Once he was gone, she might have cast a sideways glance at his tiny pile of chocolate, but her mother gave her a look and she didn’t touch them.

“I hardly get to spend any time alone with you anymore,” Rose said, taking silverware out of the drying rack to put in the drawer.

“Where’s Andy?”

“Helping Butch Benoit work on the transmission in Fran’s car. He said he’d probably be late, so he was just going to go straight home from there. But I want to talk about you. How have you been doing?”

Katie laughed. “I’m here half the time, Mom. You can see how I am.”

“Are you happy?”

The question hit her like a sucker punch and she sat down hard in her chair.
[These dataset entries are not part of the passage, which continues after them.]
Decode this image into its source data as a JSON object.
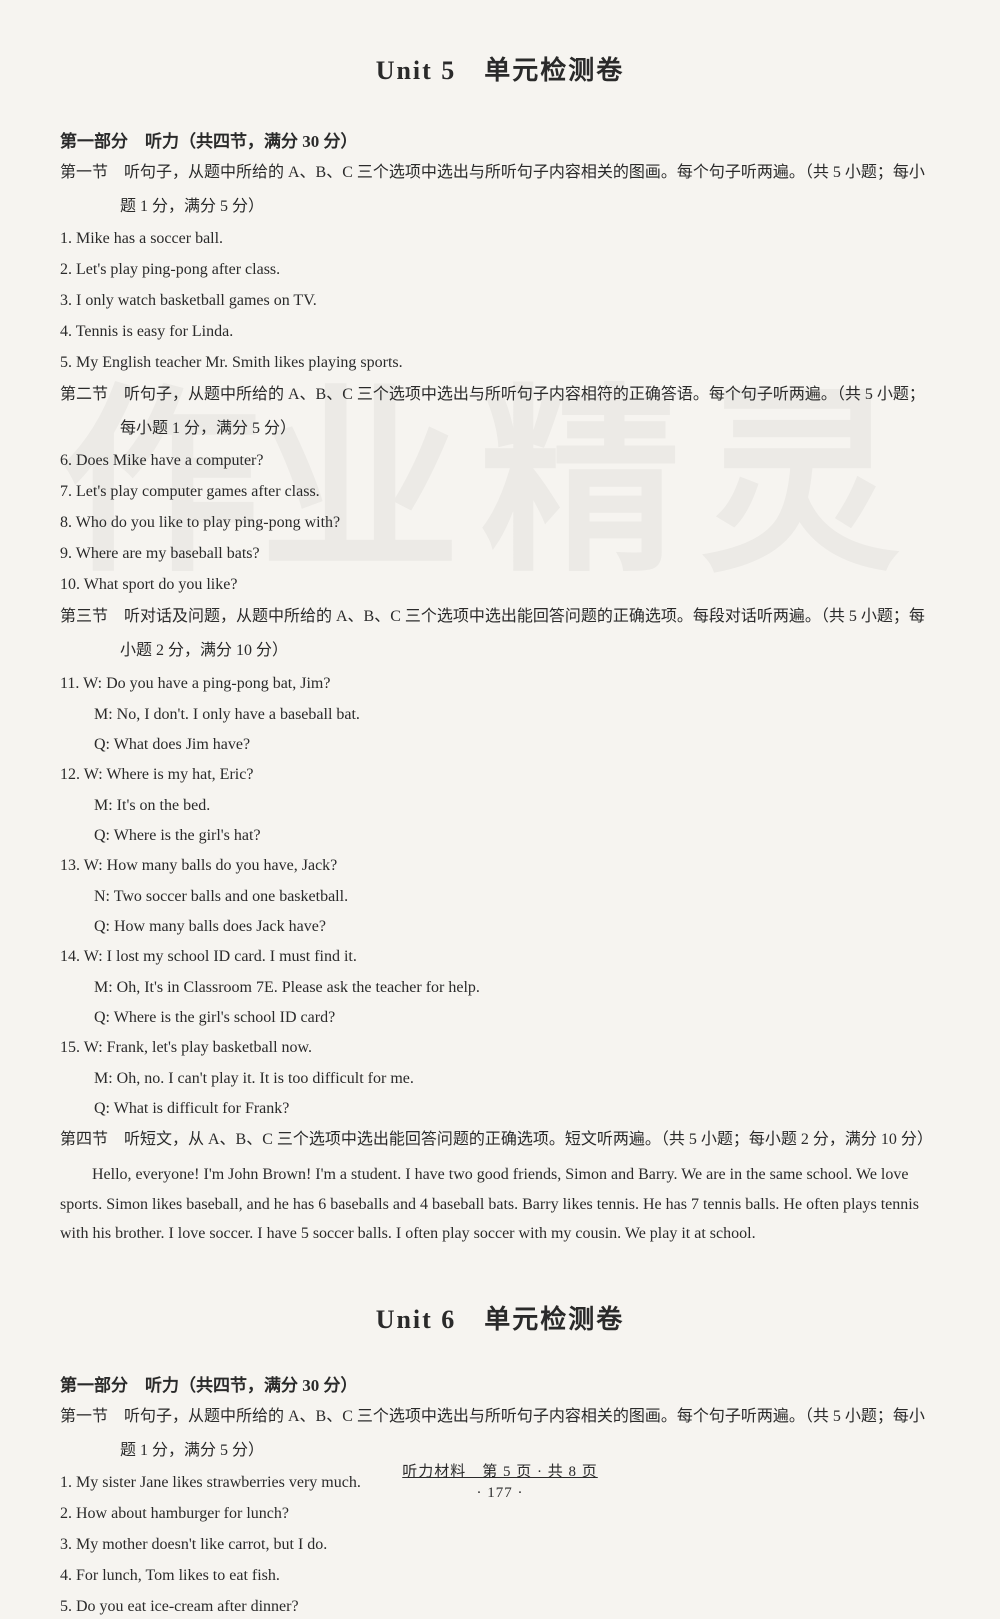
{
  "watermark1": "作业",
  "watermark2": "精灵",
  "unit5": {
    "title": "Unit 5　单元检测卷",
    "part1_header": "第一部分　听力（共四节，满分 30 分）",
    "sec1_intro": "第一节　听句子，从题中所给的 A、B、C 三个选项中选出与所听句子内容相关的图画。每个句子听两遍。（共 5 小题；每小",
    "sec1_intro2": "题 1 分，满分 5 分）",
    "sec1_items": [
      "1. Mike has a soccer ball.",
      "2. Let's play ping-pong after class.",
      "3. I only watch basketball games on TV.",
      "4. Tennis is easy for Linda.",
      "5. My English teacher Mr. Smith likes playing sports."
    ],
    "sec2_intro": "第二节　听句子，从题中所给的 A、B、C 三个选项中选出与所听句子内容相符的正确答语。每个句子听两遍。（共 5 小题；",
    "sec2_intro2": "每小题 1 分，满分 5 分）",
    "sec2_items": [
      "6. Does Mike have a computer?",
      "7. Let's play computer games after class.",
      "8. Who do you like to play ping-pong with?",
      "9. Where are my baseball bats?",
      "10. What sport do you like?"
    ],
    "sec3_intro": "第三节　听对话及问题，从题中所给的 A、B、C 三个选项中选出能回答问题的正确选项。每段对话听两遍。（共 5 小题；每",
    "sec3_intro2": "小题 2 分，满分 10 分）",
    "sec3_dialogues": [
      {
        "num": "11.",
        "lines": [
          "W: Do you have a ping-pong bat, Jim?",
          "M: No, I don't. I only have a baseball bat.",
          "Q: What does Jim have?"
        ]
      },
      {
        "num": "12.",
        "lines": [
          "W: Where is my hat, Eric?",
          "M: It's on the bed.",
          "Q: Where is the girl's hat?"
        ]
      },
      {
        "num": "13.",
        "lines": [
          "W: How many balls do you have, Jack?",
          "N: Two soccer balls and one basketball.",
          "Q: How many balls does Jack have?"
        ]
      },
      {
        "num": "14.",
        "lines": [
          "W: I lost my school ID card. I must find it.",
          "M: Oh, It's in Classroom 7E. Please ask the teacher for help.",
          "Q: Where is the girl's school ID card?"
        ]
      },
      {
        "num": "15.",
        "lines": [
          "W: Frank, let's play basketball now.",
          "M: Oh, no. I can't play it. It is too difficult for me.",
          "Q: What is difficult for Frank?"
        ]
      }
    ],
    "sec4_intro": "第四节　听短文，从 A、B、C 三个选项中选出能回答问题的正确选项。短文听两遍。（共 5 小题；每小题 2 分，满分 10 分）",
    "sec4_para": "Hello, everyone! I'm John Brown! I'm a student. I have two good friends, Simon and Barry. We are in the same school. We love sports. Simon likes baseball, and he has 6 baseballs and 4 baseball bats. Barry likes tennis. He has 7 tennis balls. He often plays tennis with his brother. I love soccer. I have 5 soccer balls. I often play soccer with my cousin. We play it at school."
  },
  "unit6": {
    "title": "Unit 6　单元检测卷",
    "part1_header": "第一部分　听力（共四节，满分 30 分）",
    "sec1_intro": "第一节　听句子，从题中所给的 A、B、C 三个选项中选出与所听句子内容相关的图画。每个句子听两遍。（共 5 小题；每小",
    "sec1_intro2": "题 1 分，满分 5 分）",
    "sec1_items": [
      "1. My sister Jane likes strawberries very much.",
      "2. How about hamburger for lunch?",
      "3. My mother doesn't like carrot, but I do.",
      "4. For lunch, Tom likes to eat fish.",
      "5. Do you eat ice-cream after dinner?"
    ]
  },
  "footer": {
    "line1": "听力材料　第 5 页 · 共 8 页",
    "line2": "· 177 ·"
  }
}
Was she happy? “Why wouldn’t I be?”

“I don’t know. Just checking. I’m your mother, remember, so I’m supposed to keep track of these things.”

She was happy enough, but she had a feeling that answer wouldn’t satisfy her mom. The barbershop was doing well and she had Josh. Granted, things had been a little touchier since he’d turned down the offer on the lodge, but emotional upheaval did that to people.

Until he put it behind him, though, their relationship was treading water. They weren’t sinking, but they weren’t making any progress toward distant shores, either.

“It was rough on him, you know,” she said, because maybe she did want to talk to her mom. Not only was Rose her mother, but she knew Josh better than anybody else, too. “It’s going to take him some time to reconcile how much he wanted to leave with how much he needed to keep the lodge.”

Rose put her hand over Katie’s and leaned down to look at her face. “Do you think he can be happy here with you, honey?”

Katie saw the love and concern in her mother’s eyes and couldn’t lie. “I hope so, more than you can even imagine, but I really don’t know.”

*

Even though he woke in a much better mood than he’d gone to bed in, Josh didn’t shed any tears when the last guests—who were naturally the couple from room two, running an hour past checkout time—drove away.

After he stripped their room, which was the last one he had to do, he went into the kitchen to see what he could scrounge up for lunch. Then, as long as nothing went wrong between now and then, he was going to call Katie and try to drag her out for a ride on his sled with him. It wasn’t really built for two, but she’d just have to snuggle close.

He’d just finished demolishing his second bologna sandwich when Rose walked through carrying a basket of dirty towels. “Did they finally leave?”

“Yeah. I made a note next to their name in the book so if they come back, we can give them a little extra coaching.”